Every symbol UUID surface (`search_code`, `get_file_context`) feeds directly into the two symbol tools:

```
# From search
search_code("parse imports typescript")
# → id:  abc-123-...  file: src/parser.ts  name: extractImports

# From file listing
get_file_context("src/parser.ts")
# → function  extractImports  (lines 248–264)  id: abc-123-...

# Find all callers / references
find_usages("abc-123-...", limit=20)
# Returns [lexical] hits (literal name match) + [semantic] hits (conceptual match), self-excluded
```

---

## Indexing Your Codebase

The recommended way is via the **live dashboard** at `http://127.0.0.1:7531` — start the indexer from there and configure `include-paths` for monorepos.

Alternatively, use the CLI:

```bash
# Index once
local-rag index .

# Watch mode — re-indexes on file changes
local-rag watch .
```

Other indexer commands:

```bash
local-rag clear               # remove all indexed chunks for this project
local-rag stats               # show collection statistics
local-rag file <abs> <root>   # index a single file
local-rag repair .            # fix empty symbol names (payload-only, no re-embedding)
local-rag gc .                # clean up chunks for deleted git branches
local-rag re-embed            # re-generate embeddings (e.g. after changing embed model)
```

`repair` is useful after updating to a version with improved parser extraction logic: it patches only the `name` field for affected chunks without regenerating embeddings or descriptions.

---

## Live Dashboard

`local-rag serve` opens a browser dashboard at `http://127.0.0.1:7531`.
It displays real-time tool call statistics (calls, bytes, latency, errors per tool),
a scrolling request log, a server info bar (project, branch, version, watch status),
and an interactive tool playground for testing calls manually.

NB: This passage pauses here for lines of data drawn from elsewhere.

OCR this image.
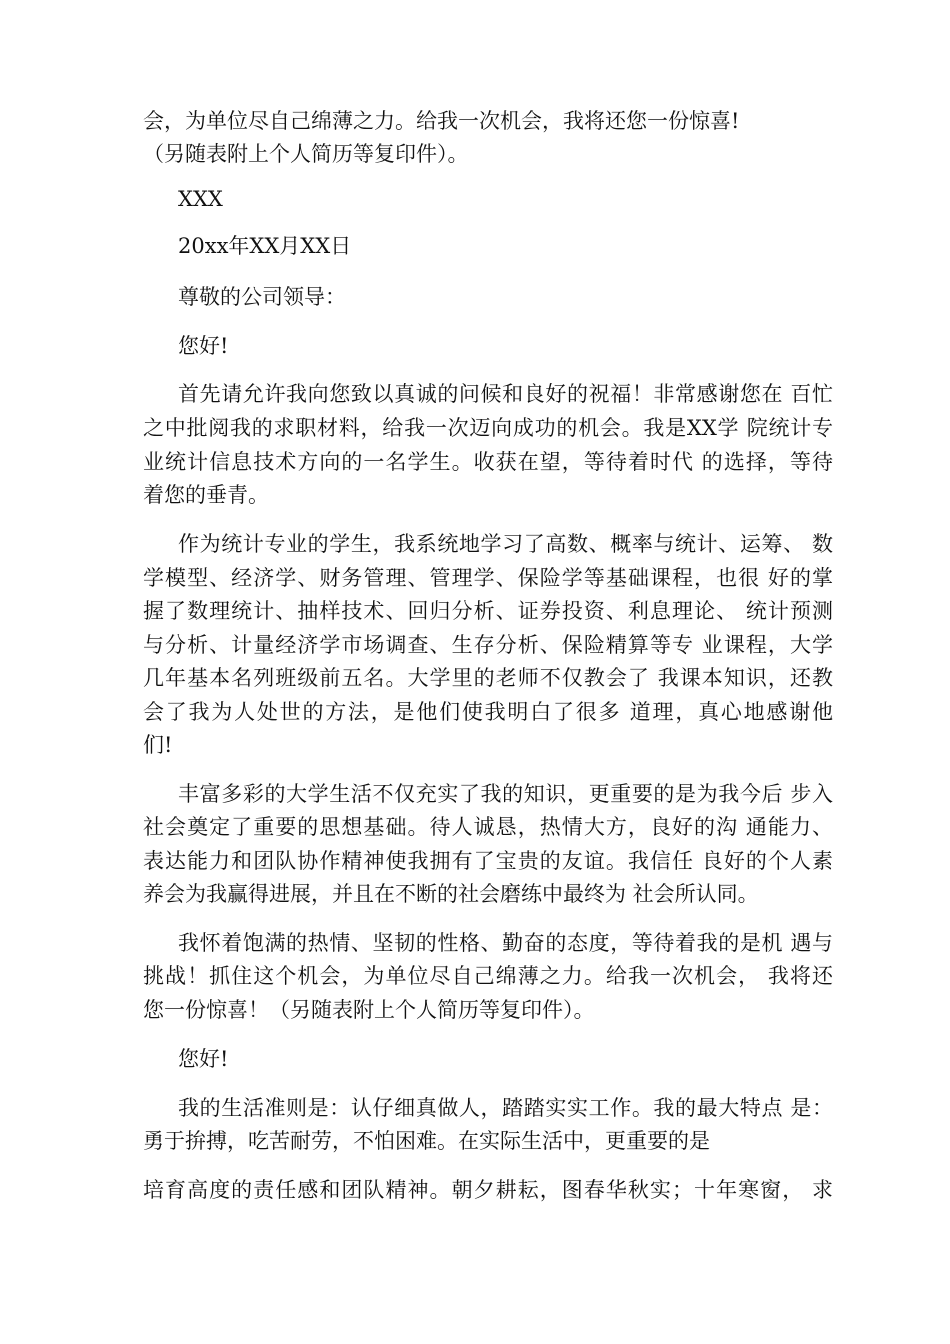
会，为单位尽自己绵薄之力。给我一次机会，我将还您一份惊喜!

（另随表附上个人简历等复印件）。

XXX

20xx年XX月XX日

尊敬的公司领导：

您好!

首先请允许我向您致以真诚的问候和良好的祝福！非常感谢您在 百忙

之中批阅我的求职材料，给我一次迈向成功的机会。我是XX学 院统计专

业统计信息技术方向的一名学生。收获在望，等待着时代 的选择，等待

着您的垂青。

作为统计专业的学生，我系统地学习了高数、概率与统计、运筹、 数

学模型、经济学、财务管理、管理学、保险学等基础课程，也很 好的掌

握了数理统计、抽样技术、回归分析、证券投资、利息理论、 统计预测

与分析、计量经济学市场调查、生存分析、保险精算等专 业课程，大学

几年基本名列班级前五名。大学里的老师不仅教会了 我课本知识，还教

会了我为人处世的方法，是他们使我明白了很多 道理，真心地感谢他

们!

丰富多彩的大学生活不仅充实了我的知识，更重要的是为我今后 步入

社会奠定了重要的思想基础。待人诚恳，热情大方，良好的沟 通能力、

表达能力和团队协作精神使我拥有了宝贵的友谊。我信任 良好的个人素

养会为我赢得进展，并且在不断的社会磨练中最终为 社会所认同。

我怀着饱满的热情、坚韧的性格、勤奋的态度，等待着我的是机 遇与

挑战！抓住这个机会，为单位尽自己绵薄之力。给我一次机会， 我将还

您一份惊喜！（另随表附上个人简历等复印件）。

您好!

我的生活准则是：认仔细真做人，踏踏实实工作。我的最大特点 是：

勇于拚搏，吃苦耐劳，不怕困难。在实际生活中，更重要的是

培育高度的责任感和团队精神。朝夕耕耘，图春华秋实；十年寒窗， 求
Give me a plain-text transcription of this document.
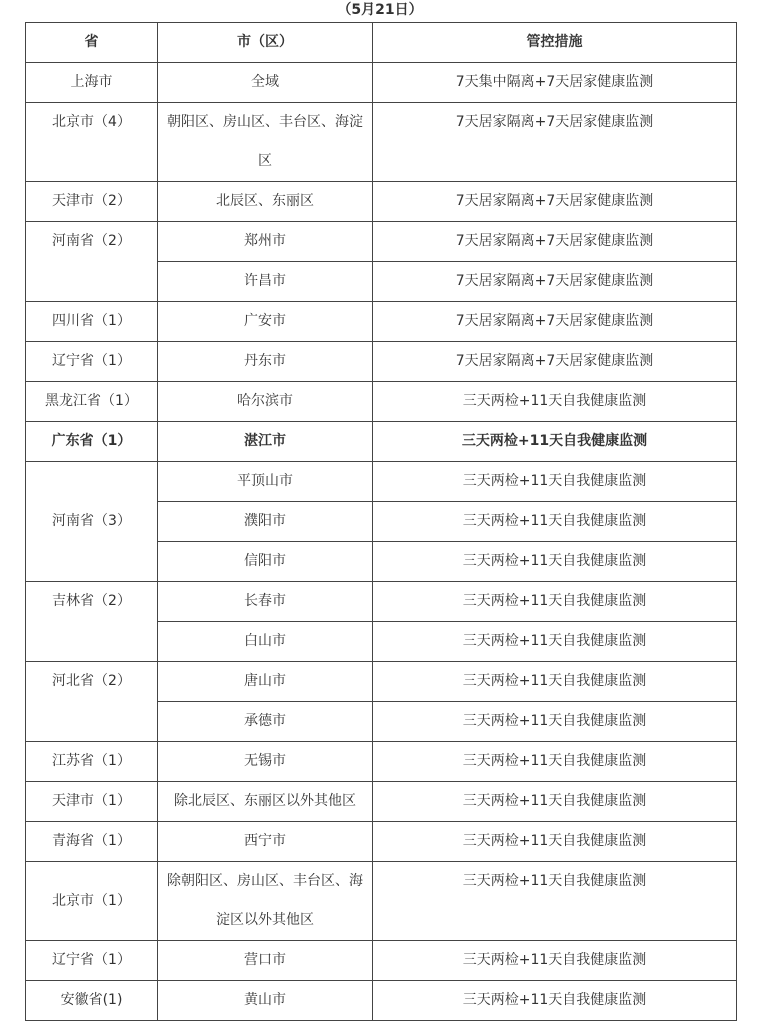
（5月21日）
省	市（区）	管控措施
上海市	全域	7天集中隔离+7天居家健康监测
北京市（4）	朝阳区、房山区、丰台区、海淀区	7天居家隔离+7天居家健康监测
天津市（2）	北辰区、东丽区	7天居家隔离+7天居家健康监测
河南省（2）	郑州市	7天居家隔离+7天居家健康监测
	许昌市	7天居家隔离+7天居家健康监测
四川省（1）	广安市	7天居家隔离+7天居家健康监测
辽宁省（1）	丹东市	7天居家隔离+7天居家健康监测
黑龙江省（1）	哈尔滨市	三天两检+11天自我健康监测
广东省（1）	湛江市	三天两检+11天自我健康监测
河南省（3）	平顶山市	三天两检+11天自我健康监测
	濮阳市	三天两检+11天自我健康监测
	信阳市	三天两检+11天自我健康监测
吉林省（2）	长春市	三天两检+11天自我健康监测
	白山市	三天两检+11天自我健康监测
河北省（2）	唐山市	三天两检+11天自我健康监测
	承德市	三天两检+11天自我健康监测
江苏省（1）	无锡市	三天两检+11天自我健康监测
天津市（1）	除北辰区、东丽区以外其他区	三天两检+11天自我健康监测
青海省（1）	西宁市	三天两检+11天自我健康监测
北京市（1）	除朝阳区、房山区、丰台区、海淀区以外其他区	三天两检+11天自我健康监测
辽宁省（1）	营口市	三天两检+11天自我健康监测
安徽省(1)	黄山市	三天两检+11天自我健康监测
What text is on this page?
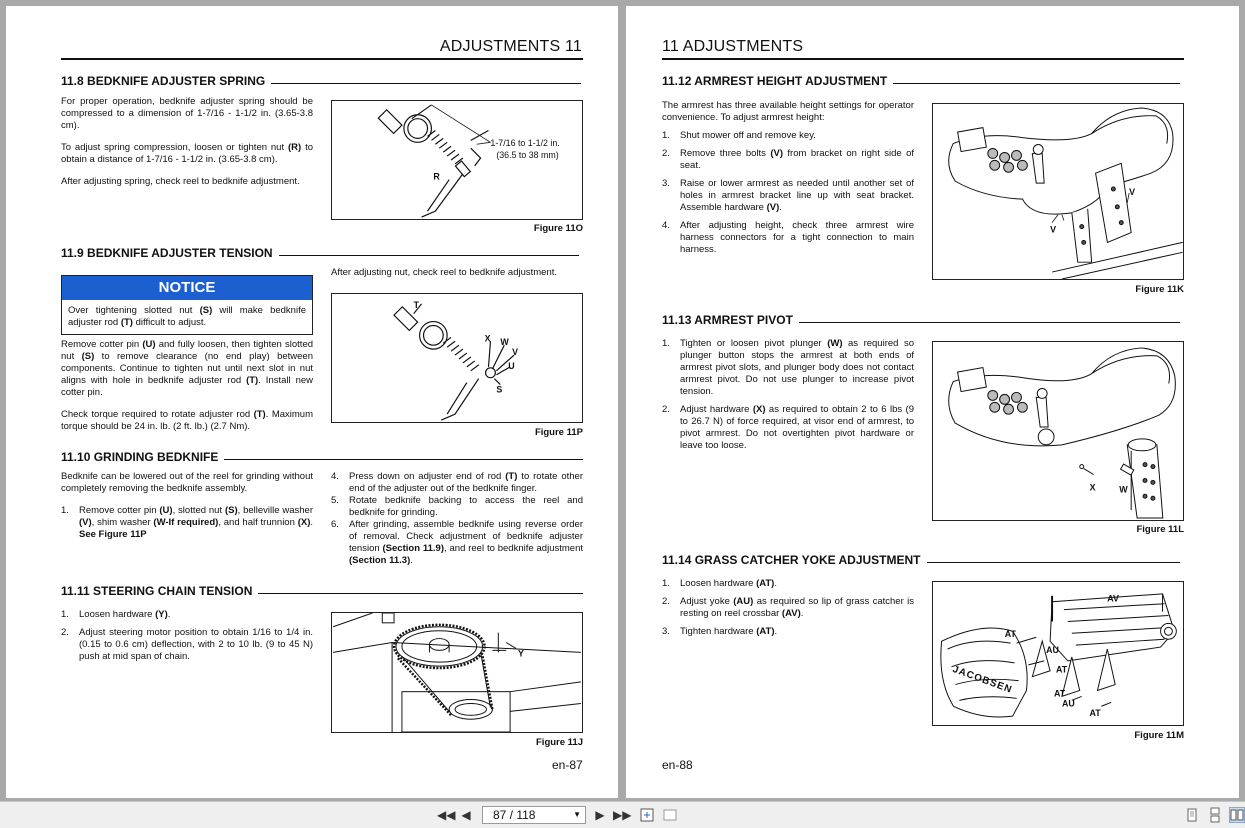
ADJUSTMENTS 11
11.8 BEDKNIFE ADJUSTER SPRING

For proper operation, bedknife adjuster spring should be compressed to a dimension of 1-7/16 - 1-1/2 in. (3.65-3.8 cm).

To adjust spring compression, loosen or tighten nut (R) to obtain a distance of 1-7/16 - 1-1/2 in. (3.65-3.8 cm).

After adjusting spring, check reel to bedknife adjustment.

1-7/16 to 1-1/2 in.
(36.5 to 38 mm)
R
Figure 11O
11.9 BEDKNIFE ADJUSTER TENSION
After adjusting nut, check reel to bedknife adjustment.
NOTICE
Over tightening slotted nut (S) will make bedknife adjuster rod (T) difficult to adjust.

Remove cotter pin (U) and fully loosen, then tighten slotted nut (S) to remove clearance (no end play) between components. Continue to tighten nut until next slot in nut aligns with hole in bedknife adjuster rod (T). Install new cotter pin.

Check torque required to rotate adjuster rod (T). Maximum torque should be 24 in. lb. (2 ft. lb.) (2.7 Nm).

T
X W
V
U
S
Figure 11P
11.10 GRINDING BEDKNIFE

Bedknife can be lowered out of the reel for grinding without completely removing the bedknife assembly.

1. Remove cotter pin (U), slotted nut (S), belleville washer (V), shim washer (W-If required), and half trunnion (X). See Figure 11P
4. Press down on adjuster end of rod (T) to rotate other end of the adjuster out of the bedknife finger.
5. Rotate bedknife backing to access the reel and bedknife for grinding.
6. After grinding, assemble bedknife using reverse order of removal. Check adjustment of bedknife adjuster tension (Section 11.9), and reel to bedknife adjustment (Section 11.3).
11.11 STEERING CHAIN TENSION
1. Loosen hardware (Y).
2. Adjust steering motor position to obtain 1/16 to 1/4 in. (0.15 to 0.6 cm) deflection, with 2 to 10 lb. (9 to 45 N) push at mid span of chain.	Y
Figure 11J
en-87
11 ADJUSTMENTS
11.12 ARMREST HEIGHT ADJUSTMENT

The armrest has three available height settings for operator convenience. To adjust armrest height:

1. Shut mower off and remove key.
2. Remove three bolts (V) from bracket on right side of seat.
3. Raise or lower armrest as needed until another set of holes in armrest bracket line up with seat bracket. Assemble hardware (V).
4. After adjusting height, check three armrest wire harness connectors for a tight connection to main harness.
V
V
Figure 11K
11.13 ARMREST PIVOT
1. Tighten or loosen pivot plunger (W) as required so plunger button stops the armrest at both ends of armrest pivot slots, and plunger body does not contact armrest pivot. Do not use plunger to increase pivot tension.
2. Adjust hardware (X) as required to obtain 2 to 6 lbs (9 to 26.7 N) of force required, at visor end of armrest, to pivot armrest. Do not overtighten pivot hardware or leave too loose.
X	W
Figure 11L
11.14 GRASS CATCHER YOKE ADJUSTMENT
1. Loosen hardware (AT).
2. Adjust yoke (AU) as required so lip of grass catcher is resting on reel crossbar (AV).
3. Tighten hardware (AT).
JACOBSEN
AV
AT
AU
AT
AT
AU
AT
Figure 11M
en-88
◀◀ ◀	87 / 118	▼ ▶ ▶▶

The default port is `7531`. To use a different port or disable the dashboard:

```json
{ "port": 8080 }
{ "dashboard": false }
```

---

## Memory Types

| Type | Use for | Decay |
|------|---------|-------|
| `episodic` | Events, bugs, incidents | Time-decayed |
| `semantic` | Facts, architecture, decisions | Long-lived |
| `procedural` | Patterns, conventions, how-to | Long-lived |

---

## Agent Protocol

After plugin installation, the following hooks fire automatically on each agent session:

| Hook | Trigger | Action |
|------|---------|--------|
| `SessionStart` | Agent starts | Injects memory snapshot into system context |
| `UserPromptSubmit` / `BeforeAgent` | User sends prompt | Runs semantic recall against the prompt |
| `Stop` / `AfterAgent` | Agent finishes | Stores new memories from the session |
| `SessionEnd` | Session ends | Records session feedback |

The full `RECALL → SEARCH_CODE → THINK → ACT → REMEMBER` protocol is delivered via MCP server instructions on handshake — no files are written into `.claude/rules/`.